Vicebrigadiere degli agenti di custodia era un marito fedele e laborioso, un padre affettuoso e premuroso. Uno di quegli uomini che ogni donna sogna di avere al proprio fianco e che ogni ragazzo sarebbe orgoglioso di avere come guida. Coraggiosamente si era schierato dalla parte dello Stato in un’epoca in cui bastava poco per finire nel mirino della mafia. Un eroe del nostro tempo, la cui vita è stata spezzata ingiustamente solo perché non si piegava a ricatti e minacce in un posto di trincea, com’era il carcere dei Cavallacci negli anni ’80, dove - tra gli altri - era detenuto quel Leoluca Bagarella che, come si seppe molti anni dopo, decretò la sua morte.

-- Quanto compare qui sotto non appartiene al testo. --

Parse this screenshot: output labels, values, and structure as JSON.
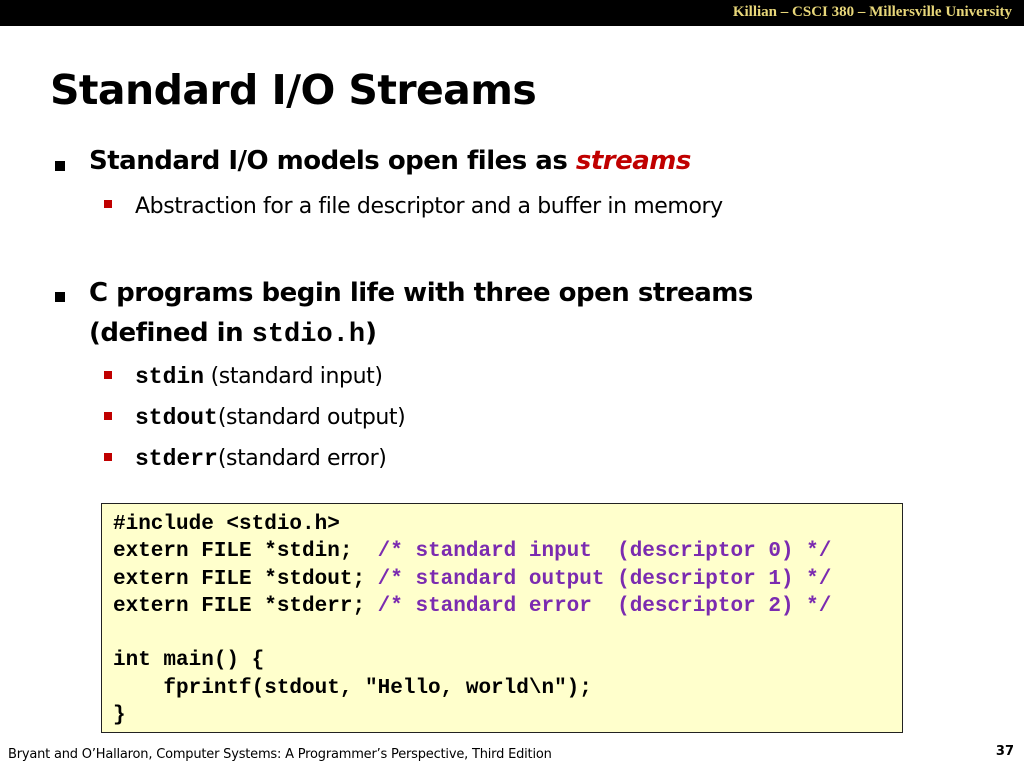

La sua colpa? Una vivace discussione con un mafioso allora detenuto nel carcere di Termini Imerese. La questione in sé era banale. Un permesso forse non accordato, perché quelle erano le disposizioni dei suoi superiori, del regolamento ed alle quali si doveva attenere. Il risultato di questo rifiuto generò il suo isolamento nel luogo di lavoro. Solo, davanti ad un boss del calibro di Leoluca Bagarella cognato di Totò Riina, in quel tempo al massimo della sua potenza, ed al quale nessuno poteva dire no.
Un’offesa da lavare col sangue. Di lì a poco (a testimonianza dell’alta permeabilità delle strutture carcerarie prima del 41 bis) la vendetta venne consumata. Era addetto all’ufficio matricola ed anche in quel giorno d’estrema calura, in leggero ritardo rispetto agli orari quotidianamente osservati, inconsapevole del suo ingrato destino, dopo essersi affettuosamente intrattenuto con me e mia madre per l’ultima volta, uscì per tornare al lavoro. Il cammino che lo portava da casa al carcere era breve e lo percorreva a piedi come ogni giorno. Lo hanno assassinato in modo spietato, sotto il tiro incrociato della lupara e di una rivoltella calibro 38, colpendolo, mentre si trovava sul lato più basso di piazza S. Antonio, quando era oramai a pochi passi dal carcere. Poi, abbiamo saputo che i killers avevano sparato da un’auto dapprima con un fucile a canne mozze senza colpirlo. Solo uno di loro era sceso a terra ed aveva sparato cinque colpi mortali con una calibro 38 centrandolo alla testa e al torace.